Pendahuluan : Harta : Antara Fitnah dan Anugerah
Islam sejatinya menempatkan harta pada posisi yang netral. Ia bukanlah sesuatu yang tercela atau terpuji dengan sendirinya, melainkan pemilik harta itulah yang menjadikan harta itu berubah menjadi fitnah atau anugerah. Islam mengakui dengan gamblang fungsi harta sebagai penopang dalam kelancaran menjalani kehidupan, karenanya Islam berpesan untuk tidak menyerahkan harta pada mereka yang tidak kredibel dalam mengelolanya. Allah SWT berfirman :
" Dan janganlah kamu serahkan (harta-hartamu) kepada orang-orang yang bodoh , harta yang dijadikan Allah bagimu sebagai pokok kehidupan". (QS An-Nisa 5)

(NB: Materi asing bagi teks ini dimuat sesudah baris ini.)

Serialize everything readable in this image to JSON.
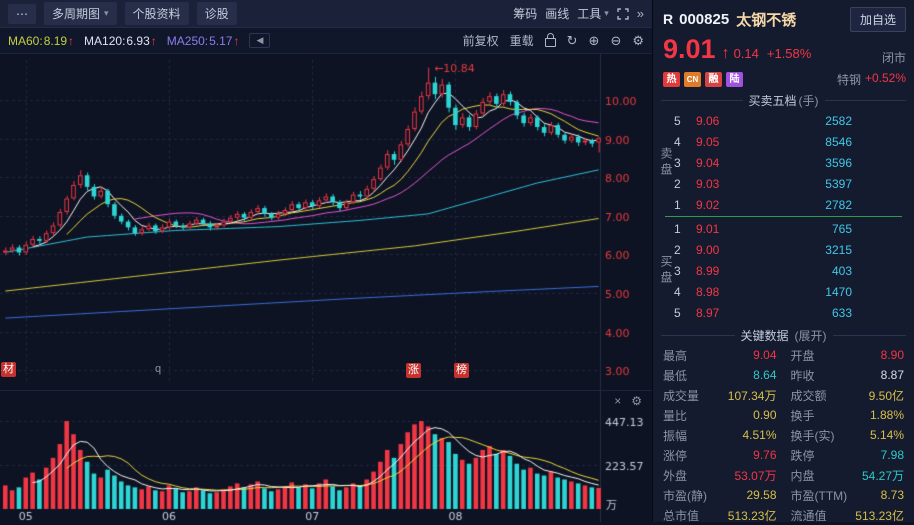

Bahkan dalam beberapa ayat (QS Al-Adiyat 8, Al-Baqoroh 180), Allah SWT juga menyebutkan 'harta' dengan lafadz "al-khoir" yang berarti : kebaikan. Ini mengisyaratkan sebuah hikmah dan rahasia kebaikan dalam sebuah harta.
Karenanya secara umum, harta atau kekayaan tidak perlu ditakuti secara berlebihan, apalagi mengatasnamakan anjuran Islam. Sikap phobi dan menjauhi harta, sebagaimana jalan yang dipilih sebagian kaum sufi, tidak seharusnya kita adopsi mentah-mentah begitu saja. Bukan harta atau kekayaan, sejatinya yang kita takuti adalah efek lanjutan dari harta /kekayaan yang bisa melalaikan. Dalil Al-Quran dan Sunnah selalu mengingatkan akan hal ini, yaitu jangan sampai harta membuat kita lalai. Ketika kita tidak lalai dari mengingat Allah SWT, maka harta kekayaan kita akan dijanjikan keberuntungan oleh Allah SWT.
" Hai orang-orang beriman, janganlah hartamu dan anak-anakmu melalaikan kamu dari mengingat Allah. barangsiapa yang berbuat demikian Maka mereka Itulah orang-orang yang merugi. " ( QS Al-Munafiqun 9 )
" Apabila Telah ditunaikan shalat, Maka bertebaranlah kamu di muka bumi; dan carilah karunia Allah dan ingatlah Allah banyak-banyak supaya kamu beruntung" (QS Jumat 10)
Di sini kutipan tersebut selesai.